Son Warren affiliated with the Baptists but displayed little piety and died in moral disgrace in the White House. Upon his mother’s death in 1910 he remarked that he could not say this for himself “but dear, dear Mother will wear a crown” of God in eternity.

The enigmatic Abraham Lincoln revered his stepmother Sarah (who is in the book along with Lincoln’s birth mother). Sarah could not read but imparted a love of learning and of the Bible. Yet Lincoln stayed at home when his parents worshipped with the Baptists and he’s believed to be the only president who never joined a church.

Two of the mothers failed to pass on the most distinctive tenet of their creed.

Hannah Nixon and her husband raised son Richard M. as a Quaker. Theirs was the Western evangelical type, quite distinct from the quiet version of the Northeast, but both branches forbade the bearing of arms. Yet Richard fought in World War II and became commander in chief.
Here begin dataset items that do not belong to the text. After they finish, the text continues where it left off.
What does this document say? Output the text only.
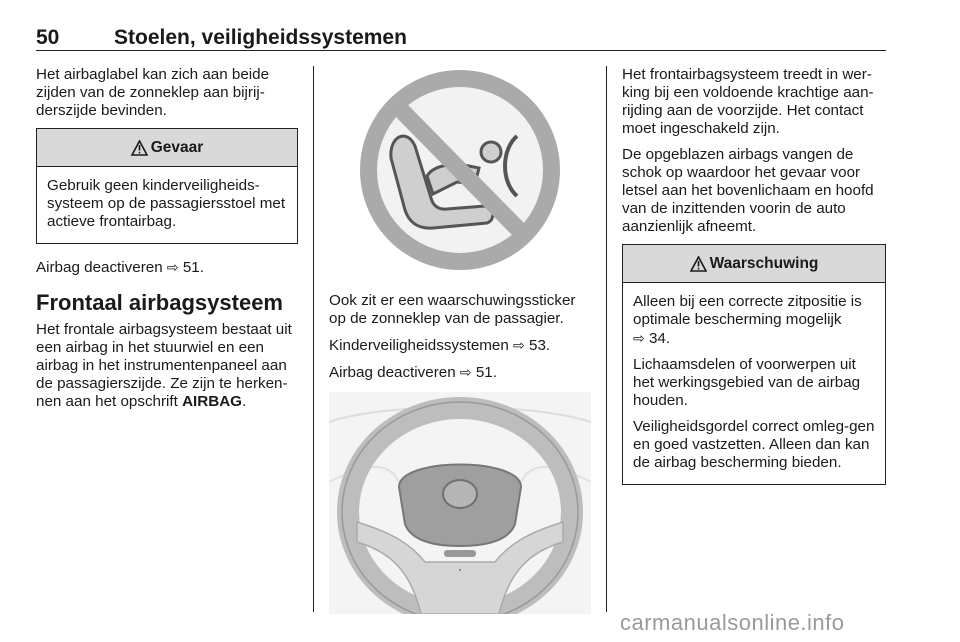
50	Stoelen, veiligheidssystemen

Het airbaglabel kan zich aan beide zijden van de zonneklep aan bijrij-derszijde bevinden.

Gevaar

Gebruik geen kinderveiligheids-systeem op de passagiersstoel met actieve frontairbag.

Airbag deactiveren ⇨ 51.

Frontaal airbagsysteem

Het frontale airbagsysteem bestaat uit een airbag in het stuurwiel en een airbag in het instrumentenpaneel aan de passagierszijde. Ze zijn te herken-nen aan het opschrift AIRBAG.

Ook zit er een waarschuwingssticker op de zonneklep van de passagier.

Kinderveiligheidssystemen ⇨ 53.

Airbag deactiveren ⇨ 51.

▪

Het frontairbagsysteem treedt in wer-king bij een voldoende krachtige aan-rijding aan de voorzijde. Het contact moet ingeschakeld zijn.

De opgeblazen airbags vangen de schok op waardoor het gevaar voor letsel aan het bovenlichaam en hoofd van de inzittenden voorin de auto aanzienlijk afneemt.

Waarschuwing

Alleen bij een correcte zitpositie is optimale bescherming mogelijk
⇨ 34.

Lichaamsdelen of voorwerpen uit het werkingsgebied van de airbag houden.

Veiligheidsgordel correct omleg-gen en goed vastzetten. Alleen dan kan de airbag bescherming bieden.

carmanualsonline.info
So did Dwight D. Eisenhower, whose father and mother Ida were devout followers of a “peace church,” the Brethren in Christ (aka “River Brethren”). When Ike was an adult, the elder Eisenhowers converted to the Jehovah’s Witnesses, who oppose participation not only in the military but voting or anything else to do with what they see as a wicked worldly system.

Many of the mothers were related to preachers. The most distinguished example was the husband of Woodrow Wilson’s mother Janet (“Jessie”), who became a seminary professor and the chief officer of what is now called the Presbyterian Church (U.S.A.)